Thursday, June 15, 2017

Some DIY LIGO data analysis

UPDATE: After some more thinking about this, I have very serious doubt about my previous conclusions. From looking at the power spectrum, I (wrongly) assumed that the middle part of the spectrum is the low frequency part (my original idea was, that the frequencies should be symmetric around zero but the periodicity of the Bloch cell bit me). So quite to the opposite, when taking into account the wrapping, this is the high frequency part (at almost the sample rate). So this is neither physics nor noise but the sample rate. For documentation, I do not delete the original post but leave it with this comment.


Recently, in the Arnold Sommerfeld Colloquium, we had Andrew Jackson of NBI talk about his take on the LIGO gravitational wave data, see this announcement with link to a video recording. He encouraged the audience to download the freely available raw data and play with it a little bit. This sounded like fun, so I had my go at it. Now, that his paper is out, I would like to share what I did with you and ask for your comments.

I used mathematica for my experiments, so I guess the way to proceed is to guide you to an html export of my (admittedly cleaned up) notebook (Source for your own experiments here).

The executive summary is that apparently, you can eliminate most of the "noise" at the interesting low frequency part by adding to the signal its time reversal casting some doubt about the stochasticity of this "noise".


I would love to hear what this is supposed to mean or what I am doing wrong, in particular from my friends in the gravitational wave community.



3 comments:

Shantanu said...

There are several things that I have not understood in what you did or why your results are surprising. Following are my questions.

o Just to be clear.
when you say "raw strain data at 4096 Hz, I presume you mean h(t) timeseries containing GW signal + residual LIGO noise right?
Is it completely raw (except for been down-sampled to 4096 Hz)?

o You then mention that since the signal is real, Fourier transform has a phase of 0 or pi for a constant phase
and you find out that it is pi. I don't know what this tell us. What frequency does the region of constant phase correspond to?
(Maybe you can show one plot with frequency in (Hz) on X-axis instead of frequency bin number).

o Why do you consider h(t) + time-reversed h(t) (containing the signal) noise?
Only h(t) containing the signal+LIGO noise -best fit signal template would be noise?
But I don't think you are doing that. So I don't understand how an addition of the original signal+ its time-reversal is noise. Also I don't see a cancellation at other frequencies.

oAlso have you repeated the same exercise for Hanford?
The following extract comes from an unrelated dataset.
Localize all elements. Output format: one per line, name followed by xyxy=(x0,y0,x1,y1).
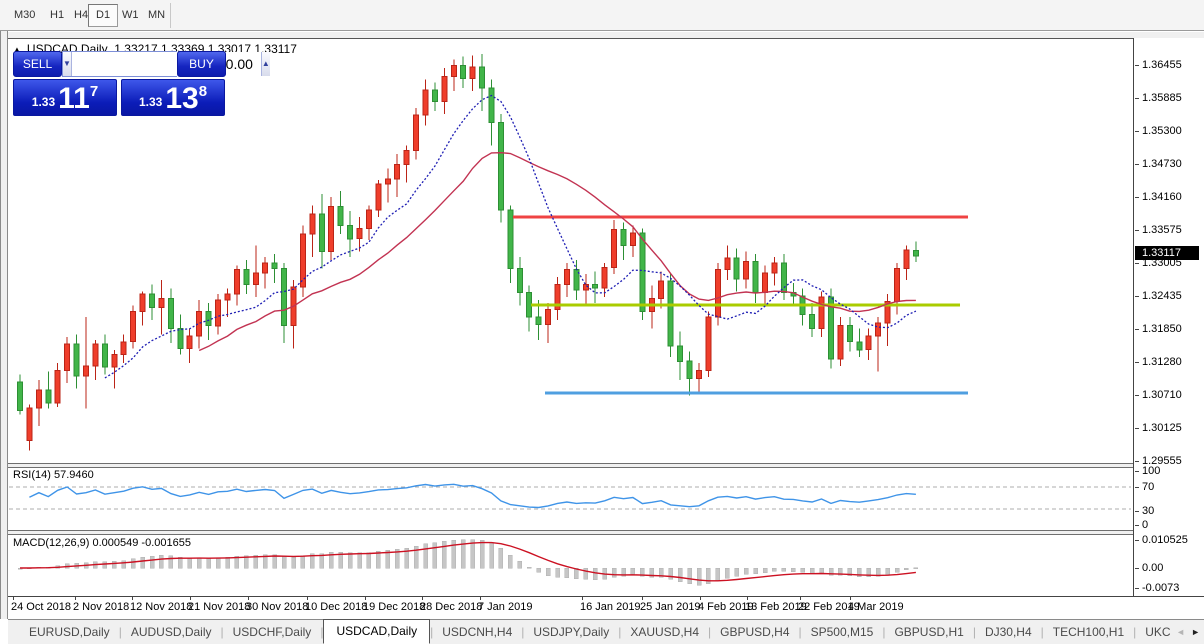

Do you get the same results?
I guess at any rate the best way to resolve this through some toy numerical experiments with injecting a mock signal in mock time series containing white noise (and also doing the same with colored noise)

Shantanu said...

I asked someone who has extensively dealt with time-series analysis about this and that person said

"Time reversing and subtracting a noisy time series should only cancel out 1 sample (for white noise) and increase the variance (by a factor of 2) for the rest. I see from the plot that the noise is canceled over a much longer time (?) before the variance increases. Could be an effect of colored noise though… I would expect the cancellation to be over the auto-correlation timescale (which is 1 sample for white noise but longer for colored noise + lines).

Robert Helling said...

"Is it completely raw (except for been down-sampled to 4096 Hz)?"

That's how I understand the LIGO open science web page. I take that data set as is.

"You then mention that since the signal is real, Fourier transform has a phase of 0 or pi for a constant phase
and you find out that it is pi. I don't know what this tell us. What frequency does the region of constant phase correspond to?"

The phase should be random (as it is outside the low frequency region: The dots come at all colors). What is the frequency? You can do the math yourself (and I am too lazy) but given that is the region of low noise I would expect it to be up to a few 100Hz.

" Why do you consider h(t) + time-reversed h(t) (containing the signal) noise?
Only h(t) containing the signal+LIGO noise -best fit signal template would be noise?
But I don't think you are doing that. So I don't understand how an addition of the original signal+ its time-reversal is noise. Also I don't see a cancellation at other frequencies."

The signal has orders of magnitude less power than the noise. So not taking out the signal does not really matter.

The effect is strongest for the dataset I mentioned.

And your time analysis friend is right: Adding to random noise the time reversal should yield noise that is sqrt(2) times stronger (except at omega=0).